The Wall was the leadership's answer to the problem. But barriers and barbed wire were not enough. The so-called "anti-fascist protection barrier" had to be "defended" by Kalashnikov-toting border guards to render it effective. The death toll began nine days later when Ida Siekmann, a 59-year-old East Berliner, died from the injuries sustained after she tried to escape to West Berlin by jumping out of the window of her apartment, which stood directly on the border.

The first person to be shot dead, two days later, was Günter Litfin, a young Berliner who had been visiting his mother in the east before the Wall suddenly went up. He couldn't believe that he could never return to the flat he had just rented in the West. He was shot in the back of the head by border guards while trying to escape across the Spree River that flows through the city centre. Hundreds of stunned West Berliners lined the river bank to watch firemen retrieve his dead body.

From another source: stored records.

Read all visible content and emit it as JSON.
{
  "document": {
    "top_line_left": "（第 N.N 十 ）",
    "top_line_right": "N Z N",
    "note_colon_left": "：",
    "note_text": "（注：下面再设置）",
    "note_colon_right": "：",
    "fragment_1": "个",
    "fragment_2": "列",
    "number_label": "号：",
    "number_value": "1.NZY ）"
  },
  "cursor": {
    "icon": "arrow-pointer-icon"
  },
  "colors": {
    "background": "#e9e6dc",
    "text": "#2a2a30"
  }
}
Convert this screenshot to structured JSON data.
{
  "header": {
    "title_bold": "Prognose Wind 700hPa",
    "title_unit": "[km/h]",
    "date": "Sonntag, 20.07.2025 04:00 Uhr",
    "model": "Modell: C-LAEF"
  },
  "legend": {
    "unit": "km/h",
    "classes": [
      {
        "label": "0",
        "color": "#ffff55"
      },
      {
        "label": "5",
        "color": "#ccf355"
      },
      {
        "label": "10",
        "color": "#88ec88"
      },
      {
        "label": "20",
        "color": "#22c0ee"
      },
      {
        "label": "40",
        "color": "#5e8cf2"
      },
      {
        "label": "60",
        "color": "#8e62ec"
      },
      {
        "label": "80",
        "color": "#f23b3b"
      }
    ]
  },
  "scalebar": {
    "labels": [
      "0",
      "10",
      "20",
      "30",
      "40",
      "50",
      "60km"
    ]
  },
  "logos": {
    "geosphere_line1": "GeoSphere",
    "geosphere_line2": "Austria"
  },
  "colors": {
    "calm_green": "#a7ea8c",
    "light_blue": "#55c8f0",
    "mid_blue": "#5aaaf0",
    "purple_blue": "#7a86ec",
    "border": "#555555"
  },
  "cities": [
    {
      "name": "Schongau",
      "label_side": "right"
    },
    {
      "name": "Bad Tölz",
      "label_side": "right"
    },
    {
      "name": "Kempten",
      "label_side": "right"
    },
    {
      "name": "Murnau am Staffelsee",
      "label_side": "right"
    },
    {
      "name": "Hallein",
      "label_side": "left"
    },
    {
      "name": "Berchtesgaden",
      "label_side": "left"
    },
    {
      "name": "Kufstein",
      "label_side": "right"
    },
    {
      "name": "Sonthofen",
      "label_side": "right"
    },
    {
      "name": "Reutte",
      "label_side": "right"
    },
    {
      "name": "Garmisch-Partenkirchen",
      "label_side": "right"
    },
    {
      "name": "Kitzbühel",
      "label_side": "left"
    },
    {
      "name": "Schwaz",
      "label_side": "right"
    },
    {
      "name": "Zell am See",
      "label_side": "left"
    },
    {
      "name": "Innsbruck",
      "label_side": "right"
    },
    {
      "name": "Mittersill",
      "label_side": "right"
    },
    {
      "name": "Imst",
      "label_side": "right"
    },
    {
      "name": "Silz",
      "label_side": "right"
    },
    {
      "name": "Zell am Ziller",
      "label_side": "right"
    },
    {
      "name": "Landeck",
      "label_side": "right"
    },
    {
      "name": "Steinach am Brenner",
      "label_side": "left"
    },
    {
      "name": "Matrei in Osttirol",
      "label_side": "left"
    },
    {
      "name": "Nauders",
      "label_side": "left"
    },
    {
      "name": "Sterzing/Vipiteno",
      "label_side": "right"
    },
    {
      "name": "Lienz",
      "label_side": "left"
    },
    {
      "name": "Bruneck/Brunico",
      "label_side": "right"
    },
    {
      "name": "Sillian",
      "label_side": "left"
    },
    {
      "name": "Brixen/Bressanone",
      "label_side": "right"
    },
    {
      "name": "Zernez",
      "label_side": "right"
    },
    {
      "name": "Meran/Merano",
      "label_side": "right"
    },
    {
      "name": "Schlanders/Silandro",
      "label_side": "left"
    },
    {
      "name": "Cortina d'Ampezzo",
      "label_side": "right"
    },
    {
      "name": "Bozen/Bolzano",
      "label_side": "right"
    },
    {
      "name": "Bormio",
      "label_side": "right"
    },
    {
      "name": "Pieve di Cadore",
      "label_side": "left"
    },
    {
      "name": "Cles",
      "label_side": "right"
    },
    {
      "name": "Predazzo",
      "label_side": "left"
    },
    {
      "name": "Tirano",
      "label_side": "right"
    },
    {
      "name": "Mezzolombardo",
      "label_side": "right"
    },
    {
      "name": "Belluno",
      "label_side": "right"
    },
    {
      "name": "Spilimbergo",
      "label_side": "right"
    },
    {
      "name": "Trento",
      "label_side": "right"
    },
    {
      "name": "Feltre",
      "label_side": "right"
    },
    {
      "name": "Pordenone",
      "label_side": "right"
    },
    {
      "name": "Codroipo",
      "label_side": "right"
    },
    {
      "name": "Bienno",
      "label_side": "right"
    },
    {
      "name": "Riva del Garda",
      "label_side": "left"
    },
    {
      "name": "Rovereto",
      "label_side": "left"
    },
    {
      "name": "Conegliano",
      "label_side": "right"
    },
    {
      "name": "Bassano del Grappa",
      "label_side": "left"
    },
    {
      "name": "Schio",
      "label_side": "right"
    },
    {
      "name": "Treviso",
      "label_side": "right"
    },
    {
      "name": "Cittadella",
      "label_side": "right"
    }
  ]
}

The Wall claimed what was to be almost its last victim in February 1989, just eight months before it fell. 21-year-old Chris Gueffroy was shot in the heart by an East German border guard as he tried to escape across the Wall next to two allotment gardens called "Harmony" and "Carefree". He had mistakenly assumed that the regime had suspended its order to shoot escapers. A month later the East Berliner Winfried Freudenberg plunged to his death in West Berlin from the home-made hot air balloon he had built to escape in.

For thousands of Berliners, the Wall is still something they would rather forget. The remaining traces of it have all but disappeared from the reunited capital. Its politicians have yet to decide how best to keep its memory alive for posterity.